Não foi preciso esperar a chegada do terceiro milênio para descobrir que o Diabo conseguiu realizar o seu intento com o maior sucesso possível. Essa é a arma da maior parte das igrejas neopentecostais. Elas não cobram o preço do discipulado; sequer mencionam tal coisa. Porém, oferecem as vantagens da fé: pensamentos positivos, destemor, sucesso empresarial, prosperidade, bens de consumo, longevidade e seus congêneres. Curiosamente, a estratégia satânica está enchendo o mundo com novos templos cristãos, e enchendo os templos cristãos com novos fiéis. O fenômeno é tal, que vários pesquisadores estão se dedicando ao assunto e escrevendo sobre ele.
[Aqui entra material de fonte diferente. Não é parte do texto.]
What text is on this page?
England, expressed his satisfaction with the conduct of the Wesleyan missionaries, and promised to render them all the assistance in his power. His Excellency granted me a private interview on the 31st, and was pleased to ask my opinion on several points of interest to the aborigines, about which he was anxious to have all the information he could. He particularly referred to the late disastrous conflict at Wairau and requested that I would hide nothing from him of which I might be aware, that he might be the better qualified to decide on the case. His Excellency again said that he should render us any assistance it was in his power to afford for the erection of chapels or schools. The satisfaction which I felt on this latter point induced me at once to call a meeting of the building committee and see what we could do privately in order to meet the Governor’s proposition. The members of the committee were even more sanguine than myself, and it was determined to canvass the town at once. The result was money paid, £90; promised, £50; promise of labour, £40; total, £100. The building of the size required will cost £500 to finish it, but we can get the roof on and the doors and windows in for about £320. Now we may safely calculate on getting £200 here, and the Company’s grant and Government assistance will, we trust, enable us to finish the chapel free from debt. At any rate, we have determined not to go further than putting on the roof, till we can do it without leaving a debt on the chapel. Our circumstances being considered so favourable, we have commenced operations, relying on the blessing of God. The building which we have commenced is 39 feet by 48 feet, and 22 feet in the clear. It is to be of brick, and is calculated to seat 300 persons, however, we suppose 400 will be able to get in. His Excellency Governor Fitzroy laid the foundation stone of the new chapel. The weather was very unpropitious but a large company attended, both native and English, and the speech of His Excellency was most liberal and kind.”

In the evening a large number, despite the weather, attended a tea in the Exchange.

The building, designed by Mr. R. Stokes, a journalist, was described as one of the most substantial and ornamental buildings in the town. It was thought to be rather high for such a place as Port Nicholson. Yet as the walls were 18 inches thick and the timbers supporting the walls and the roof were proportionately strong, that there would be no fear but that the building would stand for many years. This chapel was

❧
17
No início de agosto, o caderno “Mais!”, da “Folha de São Paulo”, publicou a análise de José Arthur Giannotti, professor emérito da Universidade de São Paulo e pesquisador do Centro Brasileiro de Análise e Planejamento: “O novo crente não mantém com a igreja e seus pares uma relação amorosa, não faz do amor o peso da sua existência. Sua adesão não implica conversão, total transformação do sentido de seu ser. Apenas assina um contrato integral que lhe traz paz de espírito e confiança no futuro. Em vez da conversão, mera negociação. Essa religião não parece se coadunar, então, com as necessidades de uma massa trabalhadora, cujos empregos são aleatórios e precários?”.

Menos de quinze dias depois de Giannotti, foi a vez do escritor Carlos Heitor Cony: “Grande número de igrejas se apoia na atividade carismática, fazendo ou prometendo milagres instantâneos ou a curto prazo, bastando a fé em Jesus Cristo e o pagamento do dízimo” (“FSP”, 21/08/09, E16).

As demais igrejas evangélicas querem se proteger dessa generalização e, às vezes, encontram pessoas de fora que fazem isto por elas. É o caso do ombudsman Carlos Eduardo Lins da Silva, que critica as reportagens publicadas na “Folha de São Paulo”, que “deixaram de abordar aspectos fundamentais, como quais são os traços que distinguem a IURD de outras denominações evangélicas. Isso teria ajudado a evitar a percepção de alguns leitores de que a edição permitiu confundir a IURD com as demais” (“FSP”, 23/08/09, A8).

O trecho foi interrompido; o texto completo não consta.